You only need to apply rotation and scale to the translation, I think, because of the nature of translation, a skew in 4D, rather than being a linear transform in 3D, and in any case it makes sense when you think of the translation vector as being in the space of the rotated and scaled axes.

I am leaving SIMD viability as an exercise for later.

You could have a transformation that rotates by 45 degrees, then scales the x axis by a half, then rotates back. This transformation can not be represented with scaling vector, it happens along an axis that is at 45 degrees.

For the rotation and translation, your transform is like

V'=rotation*V+translation

and for two transforms, it is

V'=rotation2*(rotation1*V+translation1)+translation2

or

V'=rotation2*rotation1*V + rotation2 * translation1 + translation2

so you multiply your rotations and you add translations after multiplying the earlier translation by the later rotation.

The multiplication by rotation here means rotating by a quaternion, i.e. represents Q*a*~Q where ~ is inverse.

Hi Dmytry,

I am not sure I follow, what do you mean? in the end what my SRT operations do is a simplified matrix multiplication, so if you take S,R,and T as matrices with scale, rotation and translation respectively, and I as identity the operation you describe would be something along these lines:

( I * R * I ) * (S * I * I) * ( I * *R * I ),

which is the same as RSR, wouldn't the scale vector (diagonal) on the second matrix be doing the scale on world axes rather than object axes as well?
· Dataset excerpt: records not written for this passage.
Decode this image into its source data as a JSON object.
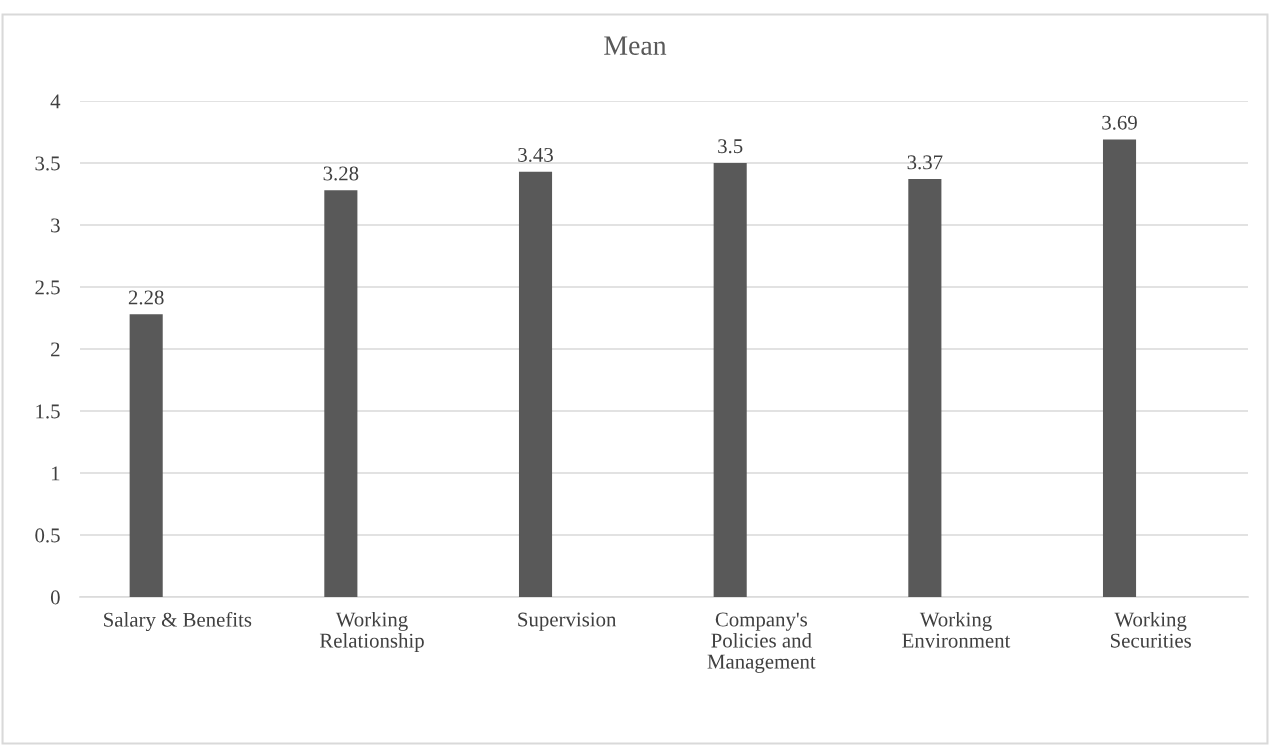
{
  "chart_data": {
    "type": "bar",
    "title": "Mean",
    "categories": [
      "Salary & Benefits",
      "Working Relationship",
      "Supervision",
      "Company's Policies and Management",
      "Working Environment",
      "Working Securities"
    ],
    "values": [
      2.28,
      3.28,
      3.43,
      3.5,
      3.37,
      3.69
    ],
    "color": "#595959",
    "ylim": [
      0,
      4
    ],
    "yticks": [
      0,
      0.5,
      1,
      1.5,
      2,
      2.5,
      3,
      3.5,
      4
    ],
    "grid": "y",
    "data_labels": true
  }
}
I think I see where you're going, but I haven't had time to think more about it.

The second part of your post, I am not sure if you're pointing out a (another?) problem or providing me with an optimization smile.png

Thank you for your comments!

He seems to be saying that you should always use matrices because RSR cannot be represented by SRT, which is simply not true. SRT * SRT * SRT can represent RSR just fine, not to mention the fact that your DCC package is going to be authoring data in SRT anyway, so why bother worrying about an edge case that will never happen?

I see, that's what I though, I am still in need of some time to reassess non uniform scaling, but with uniform scaling it seems fine to just multiply the scaling factors, since scale would be the same in all directions.
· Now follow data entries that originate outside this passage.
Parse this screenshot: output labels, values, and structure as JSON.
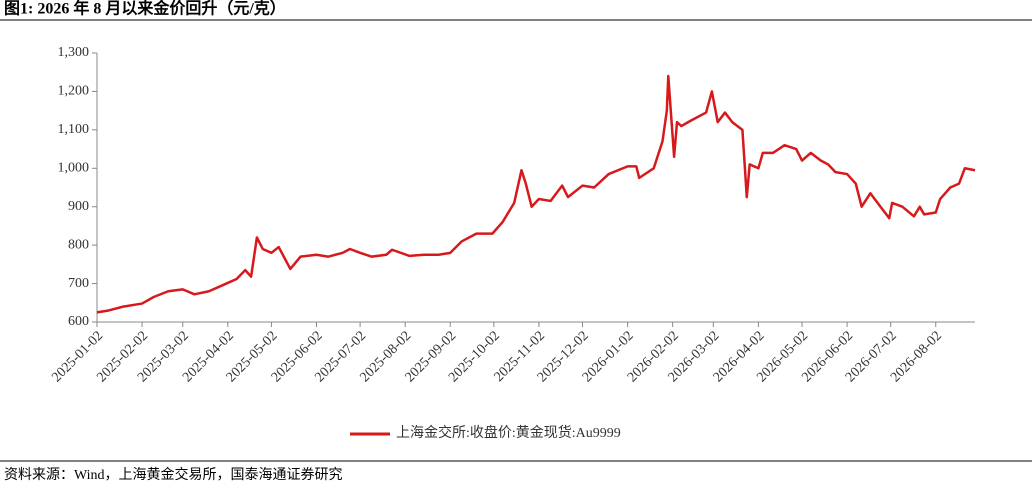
{
  "chart_data": {
    "type": "line",
    "title": "图1: 2026 年 8 月以来金价回升（元/克）",
    "source": "资料来源：Wind，上海黄金交易所，国泰海通证券研究",
    "x": [
      "2025-01-02",
      "2025-01-10",
      "2025-01-20",
      "2025-02-02",
      "2025-02-10",
      "2025-02-20",
      "2025-03-02",
      "2025-03-10",
      "2025-03-20",
      "2025-04-01",
      "2025-04-08",
      "2025-04-14",
      "2025-04-18",
      "2025-04-22",
      "2025-04-26",
      "2025-05-02",
      "2025-05-07",
      "2025-05-15",
      "2025-05-22",
      "2025-06-02",
      "2025-06-10",
      "2025-06-20",
      "2025-06-25",
      "2025-07-02",
      "2025-07-10",
      "2025-07-20",
      "2025-07-24",
      "2025-08-05",
      "2025-08-15",
      "2025-08-25",
      "2025-09-02",
      "2025-09-10",
      "2025-09-20",
      "2025-10-01",
      "2025-10-08",
      "2025-10-16",
      "2025-10-21",
      "2025-10-24",
      "2025-10-28",
      "2025-11-02",
      "2025-11-10",
      "2025-11-18",
      "2025-11-22",
      "2025-12-02",
      "2025-12-10",
      "2025-12-20",
      "2026-01-02",
      "2026-01-08",
      "2026-01-10",
      "2026-01-20",
      "2026-01-26",
      "2026-01-29",
      "2026-01-30",
      "2026-02-03",
      "2026-02-05",
      "2026-02-08",
      "2026-02-15",
      "2026-02-25",
      "2026-03-01",
      "2026-03-05",
      "2026-03-10",
      "2026-03-15",
      "2026-03-22",
      "2026-03-25",
      "2026-03-27",
      "2026-04-02",
      "2026-04-05",
      "2026-04-12",
      "2026-04-20",
      "2026-04-28",
      "2026-05-02",
      "2026-05-08",
      "2026-05-15",
      "2026-05-20",
      "2026-05-25",
      "2026-06-02",
      "2026-06-08",
      "2026-06-12",
      "2026-06-18",
      "2026-06-25",
      "2026-07-01",
      "2026-07-03",
      "2026-07-10",
      "2026-07-18",
      "2026-07-22",
      "2026-07-25",
      "2026-08-02",
      "2026-08-05",
      "2026-08-12",
      "2026-08-18",
      "2026-08-22",
      "2026-08-29"
    ],
    "series": [
      {
        "name": "上海金交所:收盘价:黄金现货:Au9999",
        "color": "#d7191c",
        "values": [
          625,
          630,
          640,
          648,
          665,
          680,
          685,
          672,
          680,
          700,
          712,
          735,
          718,
          820,
          790,
          780,
          795,
          738,
          770,
          775,
          770,
          780,
          790,
          780,
          770,
          775,
          788,
          772,
          775,
          775,
          780,
          810,
          830,
          830,
          860,
          910,
          995,
          960,
          900,
          920,
          915,
          955,
          925,
          955,
          950,
          985,
          1005,
          1005,
          975,
          1000,
          1070,
          1150,
          1240,
          1030,
          1120,
          1110,
          1125,
          1145,
          1200,
          1120,
          1145,
          1120,
          1100,
          925,
          1010,
          1000,
          1040,
          1040,
          1060,
          1050,
          1020,
          1040,
          1020,
          1010,
          990,
          985,
          960,
          900,
          935,
          900,
          870,
          910,
          900,
          875,
          900,
          880,
          885,
          920,
          950,
          960,
          1000,
          995
        ]
      }
    ],
    "xlim": [
      "2025-01-02",
      "2026-08-29"
    ],
    "xticks": [
      "2025-01-02",
      "2025-02-02",
      "2025-03-02",
      "2025-04-02",
      "2025-05-02",
      "2025-06-02",
      "2025-07-02",
      "2025-08-02",
      "2025-09-02",
      "2025-10-02",
      "2025-11-02",
      "2025-12-02",
      "2026-01-02",
      "2026-02-02",
      "2026-03-02",
      "2026-04-02",
      "2026-05-02",
      "2026-06-02",
      "2026-07-02",
      "2026-08-02"
    ],
    "ylim": [
      600,
      1300
    ],
    "yticks": [
      600,
      700,
      800,
      900,
      {
        "value": 1000,
        "label": "1,000"
      },
      {
        "value": 1100,
        "label": "1,100"
      },
      {
        "value": 1200,
        "label": "1,200"
      },
      {
        "value": 1300,
        "label": "1,300"
      }
    ],
    "grid": false
  }
}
And yes, this is going to handle mostly DCC'ed meshes and animations, the 'optimization' in fact came about because of how I was doing animation interpolation.

Thanks again!

Just drop non-uniform scaling: The notion of what constitutes a non-uniform scaling is not an intrinsic feature of the transform (in other words, it depends on the coordinate system used), which is the root of a lot of problems. I don't know what people use non-uniform scalings for anyway.
If you want to take account of non-uniform scaling, you can simply do the following:

transform = [S] * [R] * [IS] * [T]

Where IS is the inverse parent scale, which is pretty much all that most dcc packages do....

Certainly maya applies that transformation for all joint nodes, but geometry leaf transforms usually just use a plain SRT.

I don't know what people use non-uniform scalings for anyway.

Speak to an animator, and they usually find a million reasons to support it. A common trick is to apply non-uniform scale on leaf transforms within a skinned mesh to prevent collapsing elbows, or to simulate the effect of muscles bulging. I've even seen rigs that have made use of excessive amounts of animated scaling for classic-cartoon-like squash and stretch. It does have its uses, which is why animators make so much use of it in maya et-al. A seasoned animator in the games industry may not use it at all, but that's usually due to them having been pre-conditioned to not use scaling on pain of death, not because it has no use.
I bet animators could also make use of shearing transformations, which just means that they should be given access to general affine transformations, not just movements (rotation + translation) or a combination of movements and uniform scalings. The only problem with that is what to do about interpolations.